You know your company is full of great people. But are you empowering them to do their best work and stay satisfied? And are you attracting and retaining the best people? It takes talent to meet aggressive revenue goals. And finding and retaining talent is one of an executive's most important responsibilities.
But it's not as easy as it sounds, especially in industries where the competition for top talent is fierce. If you're struggling to identify internal talent, acquire talent from the outside, or retain that talent, maybe your corporate social responsibility (CSR) plan could use a little brushing up. After all, 88 percent of new job seekers choose employers based on strong corporate social responsibility values. And the numbers are on the upswing. In 2006, a study of 20- and 30-year-olds indicated that 56 percent of employees in this age group would consider leaving an employer if that employer didn’t share the employees’ commitment to social responsibility. In 2012, that figure had jumped to an astounding 86 percent in a similar study. Those statistics were just a few of the compelling findings in the 2006 Millennial Cause Study conducted by Cone Inc. in collaboration with AMP Agency and a 2012 study called “Managing Tomorrow’s People” conducted by PricewaterhouseCoopersLLP.

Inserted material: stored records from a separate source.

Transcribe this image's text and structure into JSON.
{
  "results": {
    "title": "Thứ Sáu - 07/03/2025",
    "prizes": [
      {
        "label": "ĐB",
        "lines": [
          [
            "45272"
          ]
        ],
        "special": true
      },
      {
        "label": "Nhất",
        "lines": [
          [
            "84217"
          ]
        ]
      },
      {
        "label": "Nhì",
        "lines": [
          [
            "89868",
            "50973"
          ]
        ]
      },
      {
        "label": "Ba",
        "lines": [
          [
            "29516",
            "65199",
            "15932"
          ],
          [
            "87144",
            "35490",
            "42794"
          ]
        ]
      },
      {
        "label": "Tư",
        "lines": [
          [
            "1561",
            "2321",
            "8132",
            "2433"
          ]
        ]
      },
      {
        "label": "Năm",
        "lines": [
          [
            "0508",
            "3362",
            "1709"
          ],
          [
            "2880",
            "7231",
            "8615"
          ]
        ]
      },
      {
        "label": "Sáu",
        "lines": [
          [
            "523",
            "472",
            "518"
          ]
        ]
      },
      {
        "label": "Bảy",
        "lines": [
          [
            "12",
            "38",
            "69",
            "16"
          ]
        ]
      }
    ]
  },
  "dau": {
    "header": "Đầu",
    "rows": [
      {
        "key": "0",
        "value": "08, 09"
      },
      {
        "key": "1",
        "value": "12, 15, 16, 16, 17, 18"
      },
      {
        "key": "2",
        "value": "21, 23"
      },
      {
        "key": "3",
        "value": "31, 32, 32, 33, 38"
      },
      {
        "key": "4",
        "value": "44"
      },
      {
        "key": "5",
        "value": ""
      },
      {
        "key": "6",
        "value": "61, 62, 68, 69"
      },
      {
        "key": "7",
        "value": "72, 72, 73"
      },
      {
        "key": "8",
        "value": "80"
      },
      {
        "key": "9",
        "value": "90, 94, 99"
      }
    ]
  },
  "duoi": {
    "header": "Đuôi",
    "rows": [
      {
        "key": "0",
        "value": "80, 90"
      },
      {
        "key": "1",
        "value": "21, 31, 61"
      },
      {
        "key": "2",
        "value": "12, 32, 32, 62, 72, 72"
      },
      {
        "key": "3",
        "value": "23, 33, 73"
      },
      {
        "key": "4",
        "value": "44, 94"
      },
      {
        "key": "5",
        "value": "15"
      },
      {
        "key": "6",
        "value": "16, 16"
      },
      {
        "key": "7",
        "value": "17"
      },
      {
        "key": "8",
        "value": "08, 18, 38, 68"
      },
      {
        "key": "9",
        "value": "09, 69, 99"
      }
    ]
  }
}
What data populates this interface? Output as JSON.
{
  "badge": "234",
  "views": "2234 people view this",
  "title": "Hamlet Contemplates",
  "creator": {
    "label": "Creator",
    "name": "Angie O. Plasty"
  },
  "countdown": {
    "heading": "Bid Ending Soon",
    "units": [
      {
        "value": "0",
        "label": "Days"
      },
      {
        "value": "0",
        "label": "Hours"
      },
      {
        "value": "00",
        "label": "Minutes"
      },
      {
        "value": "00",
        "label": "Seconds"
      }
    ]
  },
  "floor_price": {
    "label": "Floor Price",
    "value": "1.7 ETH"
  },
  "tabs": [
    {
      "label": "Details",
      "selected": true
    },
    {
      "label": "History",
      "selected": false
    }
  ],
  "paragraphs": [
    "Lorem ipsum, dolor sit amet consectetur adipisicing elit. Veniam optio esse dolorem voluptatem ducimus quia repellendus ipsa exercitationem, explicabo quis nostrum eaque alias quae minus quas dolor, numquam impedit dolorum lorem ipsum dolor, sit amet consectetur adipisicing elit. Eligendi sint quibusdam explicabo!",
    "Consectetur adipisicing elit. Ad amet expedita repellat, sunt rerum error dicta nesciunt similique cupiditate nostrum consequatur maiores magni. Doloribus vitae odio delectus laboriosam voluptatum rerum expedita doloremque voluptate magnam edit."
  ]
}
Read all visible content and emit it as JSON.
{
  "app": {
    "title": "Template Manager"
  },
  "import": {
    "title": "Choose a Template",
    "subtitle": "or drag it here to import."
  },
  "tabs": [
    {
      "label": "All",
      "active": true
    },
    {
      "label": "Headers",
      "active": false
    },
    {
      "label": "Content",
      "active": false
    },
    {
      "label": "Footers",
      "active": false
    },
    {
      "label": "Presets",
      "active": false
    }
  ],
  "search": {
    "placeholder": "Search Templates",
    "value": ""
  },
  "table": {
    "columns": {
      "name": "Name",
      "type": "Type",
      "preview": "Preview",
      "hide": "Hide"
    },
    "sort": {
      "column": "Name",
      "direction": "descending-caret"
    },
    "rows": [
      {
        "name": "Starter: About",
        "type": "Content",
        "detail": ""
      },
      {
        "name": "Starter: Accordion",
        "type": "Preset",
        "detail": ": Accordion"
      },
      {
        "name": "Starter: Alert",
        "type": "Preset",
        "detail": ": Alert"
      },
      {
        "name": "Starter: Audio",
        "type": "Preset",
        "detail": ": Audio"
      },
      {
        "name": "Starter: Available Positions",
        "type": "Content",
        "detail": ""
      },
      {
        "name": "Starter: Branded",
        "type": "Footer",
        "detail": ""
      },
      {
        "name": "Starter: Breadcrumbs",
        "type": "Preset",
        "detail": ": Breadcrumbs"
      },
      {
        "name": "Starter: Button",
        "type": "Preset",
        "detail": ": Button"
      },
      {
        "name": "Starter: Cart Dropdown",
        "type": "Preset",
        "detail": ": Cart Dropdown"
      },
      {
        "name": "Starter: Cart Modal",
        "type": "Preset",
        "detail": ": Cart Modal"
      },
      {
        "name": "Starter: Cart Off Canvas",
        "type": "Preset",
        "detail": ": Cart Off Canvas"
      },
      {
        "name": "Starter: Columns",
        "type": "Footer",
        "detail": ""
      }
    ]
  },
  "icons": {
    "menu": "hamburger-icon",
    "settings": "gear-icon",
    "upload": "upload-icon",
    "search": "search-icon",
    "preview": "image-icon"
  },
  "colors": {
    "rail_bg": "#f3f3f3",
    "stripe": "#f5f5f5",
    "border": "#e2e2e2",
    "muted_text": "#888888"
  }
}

Employees want to work for executives who offer them opportunities to embrace and lead a philanthropic lifestyle, at home and in the workplace. They want to give money to their favorite charities. And volunteer time to a favorite cause. And recycle, helping to keep the environment sustainable. And serve in leadership roles, like nonprofit boards and committees at kids’ schools, and in the company, too. They want to buy products that support a cause. And care for people in need. And care for themselves and their families. Working for good companies–and doing business with good companies–is a must-have for today's top talent.